Há uma avaliação, porém, de que não se trata de falta de dinheiro, mas sim de custo. “Não é que falta recurso, é que o custo precisa ser mais atrativo”, avalia João Adrien, head de ESG Agro no Itaú BBA e vice-presidente da Sociedade Rural Brasileira (SRB). “As instituições financeiras sozinhas não conseguem dar uma taxa tão atrativa se não tiverem parcerias dentro da cadeia produtiva.”
Ele cita o exemplo o Programa Reverte, iniciativa que faz a recuperação de pastagens, convertendo áreas degradadas em áreas agricultáveis, o que reduz a pressão sobre a fronteira de desmatamento.
Na operação, há a parceria da Syngenta com o banco, que atua como braço financeiro. Para trazer dinheiro a um custo competitivo, o banco fez parcerias com órgãos multilaterais, que adquiriram R$ 1,4 bilhão em títulos sustentáveis emitidos pelo Itaú no mês passado, doa quais R$ 400 milhões serão destinados para o Reverte.
Uma solução encontrada tem sido o blended finance, modelo em que um capital subsidiado ou filantrópico reduz custos ou mitiga riscos, atraindo recursos privados em maior escala. Para os bancos, o Eco Invest tem sido um caminho, programa do governo federal para atrair capital estrangeiro privado para a descarbonização da economia. O Tesouro entra com recursos a uma taxa de juros baixa e os bancos vão buscar no exterior recursos para alavancar esse dinheiro.

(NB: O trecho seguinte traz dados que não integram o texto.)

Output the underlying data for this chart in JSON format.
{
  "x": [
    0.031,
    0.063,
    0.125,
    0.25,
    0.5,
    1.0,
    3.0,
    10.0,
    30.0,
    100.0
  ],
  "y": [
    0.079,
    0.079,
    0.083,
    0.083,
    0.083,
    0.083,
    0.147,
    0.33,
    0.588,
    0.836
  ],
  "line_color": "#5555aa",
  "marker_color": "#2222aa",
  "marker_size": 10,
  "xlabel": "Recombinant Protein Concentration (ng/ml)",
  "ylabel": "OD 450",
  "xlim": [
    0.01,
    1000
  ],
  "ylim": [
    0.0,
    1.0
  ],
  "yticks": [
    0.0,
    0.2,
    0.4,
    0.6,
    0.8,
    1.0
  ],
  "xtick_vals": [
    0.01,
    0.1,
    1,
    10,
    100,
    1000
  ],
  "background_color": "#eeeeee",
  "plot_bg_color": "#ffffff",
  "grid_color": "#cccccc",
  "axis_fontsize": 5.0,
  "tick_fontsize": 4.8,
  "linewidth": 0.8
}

Mas há também outros formatos. O Rabobank criou o AGRI3, fundo de impacto voltado ao financiamento do agro. Nele, tem como parceiros o Programa das Nações Unidas para o Meio Ambiente (Pnuma) e o FMO, banco de desenvolvimento holandês. Além de financiamento, o fundo oferece assistência técnica.
“Com a divisão de riscos é possível dar um prazo de carência maior ou alongar a dívida”, diz Taciano Custódio, head de sustentabilidade do Rabobank na América do Sul. “Isso é interessante para o produtor que está olhando para práticas mais sustentáveis, que levam um certo tempo para gerar resultados em termos de produtividade.” O fundo financiou US$ 150 milhões nos últimos três anos no Brasil e a meta é chegar a US$ 1 bilhão.